About Me
Max Oppenheim for Wired
I'm a producer, consultant and author inviting as many people as possible to switch onto their sense of smell.
I love coming up with interesting ways companies and individuals can be creative and strategic by using their noses, whether helping innovation teams to develop scent for a new product, working with brands to offer memorable experiences, or bringing a museum collection to life. I'm always interested in unusual and daring projects, so get in touch if you'd like to discuss an idea.
I’ve hosted hundreds of events and collaborate with varied institutions and companies including Unilever, Somerset House, COS, The Tate, The Body Shop, Aesop, Ruinart Champagne, Britvic, London College of Fashion and The Royal Institution.
How did I get into this wonderland of scent? In 2010, a longtime perfume fan with too many bottles of fragrance, I was wondering why there were no live events about my favourite subject. Deciding to do it myself, I started hosting a regular evening in London called Scratch+Sniff.
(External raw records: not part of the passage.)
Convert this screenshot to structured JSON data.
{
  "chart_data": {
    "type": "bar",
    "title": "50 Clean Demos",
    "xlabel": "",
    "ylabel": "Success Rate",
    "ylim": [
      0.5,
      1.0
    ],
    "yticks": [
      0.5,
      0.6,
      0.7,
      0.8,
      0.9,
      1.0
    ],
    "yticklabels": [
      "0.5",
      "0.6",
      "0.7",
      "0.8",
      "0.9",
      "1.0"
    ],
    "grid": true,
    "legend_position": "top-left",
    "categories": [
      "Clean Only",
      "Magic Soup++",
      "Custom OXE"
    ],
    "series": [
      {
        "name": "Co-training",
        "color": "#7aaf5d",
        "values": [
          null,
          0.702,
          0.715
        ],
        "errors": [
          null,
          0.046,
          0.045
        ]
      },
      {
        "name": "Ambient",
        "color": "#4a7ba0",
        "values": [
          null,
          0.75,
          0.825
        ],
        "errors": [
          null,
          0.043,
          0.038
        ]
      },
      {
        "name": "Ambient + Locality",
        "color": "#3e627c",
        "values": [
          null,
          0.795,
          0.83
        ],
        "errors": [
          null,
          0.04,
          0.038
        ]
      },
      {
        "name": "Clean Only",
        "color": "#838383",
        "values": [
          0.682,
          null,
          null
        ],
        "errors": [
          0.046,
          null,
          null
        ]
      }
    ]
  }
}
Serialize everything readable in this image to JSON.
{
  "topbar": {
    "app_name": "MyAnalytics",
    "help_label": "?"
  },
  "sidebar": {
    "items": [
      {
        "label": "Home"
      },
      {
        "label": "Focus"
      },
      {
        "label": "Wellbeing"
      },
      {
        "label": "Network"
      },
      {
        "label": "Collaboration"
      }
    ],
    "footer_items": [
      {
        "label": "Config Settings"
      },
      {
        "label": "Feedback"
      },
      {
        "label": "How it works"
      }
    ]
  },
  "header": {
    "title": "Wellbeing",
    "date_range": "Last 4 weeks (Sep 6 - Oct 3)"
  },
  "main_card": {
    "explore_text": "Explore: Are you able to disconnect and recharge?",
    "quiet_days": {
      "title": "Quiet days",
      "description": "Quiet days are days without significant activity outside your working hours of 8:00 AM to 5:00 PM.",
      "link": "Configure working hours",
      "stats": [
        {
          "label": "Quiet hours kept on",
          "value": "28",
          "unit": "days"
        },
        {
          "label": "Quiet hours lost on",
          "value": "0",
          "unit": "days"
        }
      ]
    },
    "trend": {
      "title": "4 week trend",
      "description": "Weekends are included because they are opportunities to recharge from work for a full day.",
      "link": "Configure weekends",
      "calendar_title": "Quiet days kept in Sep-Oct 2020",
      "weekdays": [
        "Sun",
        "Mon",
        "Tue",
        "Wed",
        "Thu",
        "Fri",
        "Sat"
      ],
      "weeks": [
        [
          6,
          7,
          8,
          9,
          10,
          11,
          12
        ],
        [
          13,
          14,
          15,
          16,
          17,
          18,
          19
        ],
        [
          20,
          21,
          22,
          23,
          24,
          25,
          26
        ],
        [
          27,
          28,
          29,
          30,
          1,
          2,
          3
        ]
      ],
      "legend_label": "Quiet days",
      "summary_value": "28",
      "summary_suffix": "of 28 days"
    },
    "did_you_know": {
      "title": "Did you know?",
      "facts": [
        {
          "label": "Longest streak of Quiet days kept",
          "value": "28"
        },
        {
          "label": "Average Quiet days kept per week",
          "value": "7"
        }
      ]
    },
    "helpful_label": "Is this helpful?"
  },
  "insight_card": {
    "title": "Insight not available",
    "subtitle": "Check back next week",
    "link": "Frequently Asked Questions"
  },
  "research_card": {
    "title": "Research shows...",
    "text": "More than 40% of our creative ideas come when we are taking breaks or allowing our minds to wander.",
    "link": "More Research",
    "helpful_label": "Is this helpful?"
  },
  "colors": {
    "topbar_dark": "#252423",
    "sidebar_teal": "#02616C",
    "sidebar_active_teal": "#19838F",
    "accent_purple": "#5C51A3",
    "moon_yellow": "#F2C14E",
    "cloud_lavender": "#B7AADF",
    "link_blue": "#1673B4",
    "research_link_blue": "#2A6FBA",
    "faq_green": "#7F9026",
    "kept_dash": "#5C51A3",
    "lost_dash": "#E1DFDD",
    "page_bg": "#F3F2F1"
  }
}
The idea: come along, smell interesting scents and learn more about them in a way that is totally unconventional. There are events that get us looking up at the night sky and breathing in the smells of an interstellar dust cloud. Others invite you to paint a smell, to taste perfumes with wine or chocolate, or to experience lost aromatic rituals from Ancient Greece.
The more I explore scent the more I realise that a subject often perceived as niche actually has widespread appeal.
We all use fragranced products all day every day without even noticing - from humble washing detergent to the latest perfume. Scent is an important part of our sense of self. It is fundamental in our relationships with people, environments and products. Its role is ever-changing, in step with the wider social and cultural context - something I delved into when writing the book Perfume: A Century of Scents.
I frequently write about olfaction for the national press, and have a regular perfume column for The Pool. I often speak about smell in broadcast media from an historical and consumer point of view.